$\newcommand{\M}{\mathcal{M}}$Let $M$ be a monoid. Consider the following structure:
$R_X,R_Y:\mathbb{Z}^2 \to M$ satisfying the following "compatiblity-relation":
$$R_X (x, y) \cdot R_Y (x + 1, y) = R_Y (x, y) \cdot R_X (x, y + 1).$$
Here we think of $R_X,R_Y$ as "advancing" along the $x,y$ directions respectively on the grid $\mathbb{Z}^2$.
The geometric idea is the following:
Start at the point $(x,y)$. The LHS corresponds to moving one unit to the right along the $x$-axis, and then moving one unit upward along the $y$-axis. In the RHS we first advance along the $y$-direction, then the $x$-direction.
In particular, this implies that the natural extension of more than two products is path-independent.
Question: In what contexts has this structure been observed?
I am familiar with the concept of WZ pairs, which is a special case.
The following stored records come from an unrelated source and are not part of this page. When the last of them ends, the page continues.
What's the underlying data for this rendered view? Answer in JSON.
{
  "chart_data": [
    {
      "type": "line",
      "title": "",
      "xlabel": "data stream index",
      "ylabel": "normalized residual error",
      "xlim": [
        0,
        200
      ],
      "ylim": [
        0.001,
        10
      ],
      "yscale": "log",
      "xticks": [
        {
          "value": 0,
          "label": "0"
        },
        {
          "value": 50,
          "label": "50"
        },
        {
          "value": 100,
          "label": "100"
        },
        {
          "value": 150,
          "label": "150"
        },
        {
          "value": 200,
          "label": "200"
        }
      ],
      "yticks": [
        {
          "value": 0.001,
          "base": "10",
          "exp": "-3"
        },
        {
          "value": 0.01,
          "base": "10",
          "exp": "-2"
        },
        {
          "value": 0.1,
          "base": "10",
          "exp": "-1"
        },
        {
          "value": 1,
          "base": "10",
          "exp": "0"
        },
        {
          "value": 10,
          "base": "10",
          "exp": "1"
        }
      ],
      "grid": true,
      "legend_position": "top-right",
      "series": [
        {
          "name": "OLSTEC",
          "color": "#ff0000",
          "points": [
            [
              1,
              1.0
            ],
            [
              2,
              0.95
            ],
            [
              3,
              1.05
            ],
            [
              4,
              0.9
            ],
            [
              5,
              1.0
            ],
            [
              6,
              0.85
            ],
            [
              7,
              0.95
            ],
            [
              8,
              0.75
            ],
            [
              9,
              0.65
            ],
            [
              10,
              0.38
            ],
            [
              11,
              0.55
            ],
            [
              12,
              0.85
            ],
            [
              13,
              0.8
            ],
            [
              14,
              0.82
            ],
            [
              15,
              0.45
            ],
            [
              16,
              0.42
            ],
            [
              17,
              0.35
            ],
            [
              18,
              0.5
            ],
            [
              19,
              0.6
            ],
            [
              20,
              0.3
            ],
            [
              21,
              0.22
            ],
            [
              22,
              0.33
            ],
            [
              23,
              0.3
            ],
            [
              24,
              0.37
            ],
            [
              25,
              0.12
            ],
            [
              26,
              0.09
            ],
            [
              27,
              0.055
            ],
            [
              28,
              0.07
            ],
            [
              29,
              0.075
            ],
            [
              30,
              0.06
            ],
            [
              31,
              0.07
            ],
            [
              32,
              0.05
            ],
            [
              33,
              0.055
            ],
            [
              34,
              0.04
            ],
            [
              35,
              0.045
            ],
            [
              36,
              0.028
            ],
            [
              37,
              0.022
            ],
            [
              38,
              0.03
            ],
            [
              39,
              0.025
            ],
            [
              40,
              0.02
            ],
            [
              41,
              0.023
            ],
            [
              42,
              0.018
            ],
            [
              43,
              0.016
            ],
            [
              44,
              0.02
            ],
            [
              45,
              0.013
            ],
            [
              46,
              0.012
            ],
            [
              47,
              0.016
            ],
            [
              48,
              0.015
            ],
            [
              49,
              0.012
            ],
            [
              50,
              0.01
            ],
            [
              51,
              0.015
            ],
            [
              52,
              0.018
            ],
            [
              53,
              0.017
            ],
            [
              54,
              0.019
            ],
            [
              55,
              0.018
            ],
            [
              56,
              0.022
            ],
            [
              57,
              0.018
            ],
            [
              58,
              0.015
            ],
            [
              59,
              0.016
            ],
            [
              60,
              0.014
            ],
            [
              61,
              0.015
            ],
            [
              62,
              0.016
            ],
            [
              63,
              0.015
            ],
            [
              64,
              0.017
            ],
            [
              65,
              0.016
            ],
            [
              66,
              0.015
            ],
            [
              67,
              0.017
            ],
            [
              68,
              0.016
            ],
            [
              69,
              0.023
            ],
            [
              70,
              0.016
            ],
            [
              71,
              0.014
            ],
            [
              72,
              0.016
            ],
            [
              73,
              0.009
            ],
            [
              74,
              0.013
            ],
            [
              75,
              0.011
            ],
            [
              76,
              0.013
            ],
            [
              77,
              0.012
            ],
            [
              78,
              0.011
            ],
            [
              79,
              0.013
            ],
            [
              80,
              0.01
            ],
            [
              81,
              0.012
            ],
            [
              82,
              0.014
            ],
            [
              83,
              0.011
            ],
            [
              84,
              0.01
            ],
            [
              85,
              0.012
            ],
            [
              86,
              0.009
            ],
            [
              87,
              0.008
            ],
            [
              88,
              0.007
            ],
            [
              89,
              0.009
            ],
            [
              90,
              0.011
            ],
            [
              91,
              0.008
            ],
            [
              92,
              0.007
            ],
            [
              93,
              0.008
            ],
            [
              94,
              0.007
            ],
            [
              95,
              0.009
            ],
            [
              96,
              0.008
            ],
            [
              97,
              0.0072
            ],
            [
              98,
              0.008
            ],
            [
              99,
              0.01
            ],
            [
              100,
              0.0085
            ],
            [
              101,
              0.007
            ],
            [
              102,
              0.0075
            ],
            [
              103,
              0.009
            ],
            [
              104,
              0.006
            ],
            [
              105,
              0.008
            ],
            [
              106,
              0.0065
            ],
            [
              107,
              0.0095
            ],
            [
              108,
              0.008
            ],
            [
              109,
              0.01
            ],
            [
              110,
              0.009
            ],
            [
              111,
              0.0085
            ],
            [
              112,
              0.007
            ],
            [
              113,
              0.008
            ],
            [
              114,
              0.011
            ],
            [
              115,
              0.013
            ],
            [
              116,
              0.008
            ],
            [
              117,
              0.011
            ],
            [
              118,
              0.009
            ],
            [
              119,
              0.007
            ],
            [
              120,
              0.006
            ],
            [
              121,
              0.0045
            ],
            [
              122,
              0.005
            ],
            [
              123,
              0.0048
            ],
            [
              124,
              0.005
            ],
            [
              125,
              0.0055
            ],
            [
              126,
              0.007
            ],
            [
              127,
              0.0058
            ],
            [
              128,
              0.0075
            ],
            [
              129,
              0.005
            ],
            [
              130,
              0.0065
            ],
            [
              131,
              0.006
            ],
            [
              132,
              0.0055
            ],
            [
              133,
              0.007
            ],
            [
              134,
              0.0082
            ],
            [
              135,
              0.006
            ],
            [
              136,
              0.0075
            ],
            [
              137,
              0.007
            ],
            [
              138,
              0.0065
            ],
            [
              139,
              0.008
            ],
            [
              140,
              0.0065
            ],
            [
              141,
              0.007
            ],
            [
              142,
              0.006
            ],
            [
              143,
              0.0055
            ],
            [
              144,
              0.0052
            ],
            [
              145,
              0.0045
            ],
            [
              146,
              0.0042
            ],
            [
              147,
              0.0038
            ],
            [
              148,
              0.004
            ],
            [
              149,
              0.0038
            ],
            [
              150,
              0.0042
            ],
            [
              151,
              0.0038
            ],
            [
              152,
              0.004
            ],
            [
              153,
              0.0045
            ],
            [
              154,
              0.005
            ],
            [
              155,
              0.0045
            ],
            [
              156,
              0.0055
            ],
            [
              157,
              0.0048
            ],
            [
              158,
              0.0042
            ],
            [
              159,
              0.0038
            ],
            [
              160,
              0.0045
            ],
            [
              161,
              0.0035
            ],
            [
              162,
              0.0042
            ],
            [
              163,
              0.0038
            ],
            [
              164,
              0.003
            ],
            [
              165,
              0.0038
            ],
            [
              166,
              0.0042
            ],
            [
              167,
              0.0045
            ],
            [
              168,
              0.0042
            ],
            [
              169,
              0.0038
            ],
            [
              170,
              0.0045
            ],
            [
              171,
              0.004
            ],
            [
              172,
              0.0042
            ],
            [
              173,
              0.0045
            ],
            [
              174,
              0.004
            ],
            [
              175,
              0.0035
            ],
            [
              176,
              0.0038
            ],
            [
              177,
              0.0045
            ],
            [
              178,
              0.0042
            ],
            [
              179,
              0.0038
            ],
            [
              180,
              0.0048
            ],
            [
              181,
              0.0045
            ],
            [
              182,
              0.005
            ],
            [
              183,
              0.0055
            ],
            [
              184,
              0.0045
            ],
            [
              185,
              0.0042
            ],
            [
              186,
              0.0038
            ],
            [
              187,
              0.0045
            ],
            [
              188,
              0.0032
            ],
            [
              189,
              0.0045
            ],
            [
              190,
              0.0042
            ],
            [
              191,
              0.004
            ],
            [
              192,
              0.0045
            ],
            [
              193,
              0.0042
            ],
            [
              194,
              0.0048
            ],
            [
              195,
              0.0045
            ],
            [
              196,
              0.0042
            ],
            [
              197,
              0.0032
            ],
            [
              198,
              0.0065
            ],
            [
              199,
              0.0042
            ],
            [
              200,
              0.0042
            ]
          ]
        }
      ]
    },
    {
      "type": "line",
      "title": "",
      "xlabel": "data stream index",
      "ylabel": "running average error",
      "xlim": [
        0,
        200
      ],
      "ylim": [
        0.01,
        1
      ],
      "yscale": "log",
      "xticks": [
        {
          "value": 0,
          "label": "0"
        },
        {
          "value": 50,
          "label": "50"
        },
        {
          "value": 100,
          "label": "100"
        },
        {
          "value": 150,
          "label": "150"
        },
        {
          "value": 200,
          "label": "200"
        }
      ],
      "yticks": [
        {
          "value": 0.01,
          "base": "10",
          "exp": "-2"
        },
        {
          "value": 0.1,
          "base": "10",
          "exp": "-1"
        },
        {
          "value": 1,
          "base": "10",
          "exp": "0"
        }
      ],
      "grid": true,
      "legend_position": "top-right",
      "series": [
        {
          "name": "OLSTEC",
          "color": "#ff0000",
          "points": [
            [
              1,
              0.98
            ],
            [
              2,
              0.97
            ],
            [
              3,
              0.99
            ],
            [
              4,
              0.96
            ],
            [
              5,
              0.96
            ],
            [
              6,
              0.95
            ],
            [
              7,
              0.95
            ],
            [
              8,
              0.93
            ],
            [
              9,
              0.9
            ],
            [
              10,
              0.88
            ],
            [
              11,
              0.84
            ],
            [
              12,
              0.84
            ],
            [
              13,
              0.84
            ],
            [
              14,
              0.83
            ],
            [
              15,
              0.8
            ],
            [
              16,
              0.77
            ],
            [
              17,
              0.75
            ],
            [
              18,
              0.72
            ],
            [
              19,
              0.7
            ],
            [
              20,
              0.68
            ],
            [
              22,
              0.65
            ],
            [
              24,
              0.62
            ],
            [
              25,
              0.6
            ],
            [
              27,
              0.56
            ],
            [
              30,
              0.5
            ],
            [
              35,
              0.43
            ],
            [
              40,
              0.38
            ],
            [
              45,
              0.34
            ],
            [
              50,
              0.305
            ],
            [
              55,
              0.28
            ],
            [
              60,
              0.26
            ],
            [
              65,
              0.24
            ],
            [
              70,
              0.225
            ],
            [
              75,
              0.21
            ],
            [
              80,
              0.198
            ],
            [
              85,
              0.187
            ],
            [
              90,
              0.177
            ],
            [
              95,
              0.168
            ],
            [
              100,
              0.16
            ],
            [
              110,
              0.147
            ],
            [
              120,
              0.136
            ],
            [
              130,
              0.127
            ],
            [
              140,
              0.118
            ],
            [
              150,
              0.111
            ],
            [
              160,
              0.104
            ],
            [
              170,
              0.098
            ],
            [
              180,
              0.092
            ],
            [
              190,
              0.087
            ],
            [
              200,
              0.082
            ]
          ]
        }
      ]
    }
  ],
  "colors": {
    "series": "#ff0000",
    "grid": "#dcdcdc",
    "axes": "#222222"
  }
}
Are there other contexts?
For simplicity I chose to work here with $\mathbb{Z}^2$, but there is a natural extension of this structure to $\mathbb{Z}^d$, where we have $d$ families $R_i:\mathbb{Z}^d \to M$, which "commute pairwise" in this sense.
Motivation: We reached this notion in the context of studying polynomial continued fractions.
In our case $M=M_2(\mathbb{Z})$ is the space of $2 \times 2$ integer matrices, and $R_X (x, y),R_Y (x, y)$ both depend polynomially on $(x,y)$. (see page 11 here).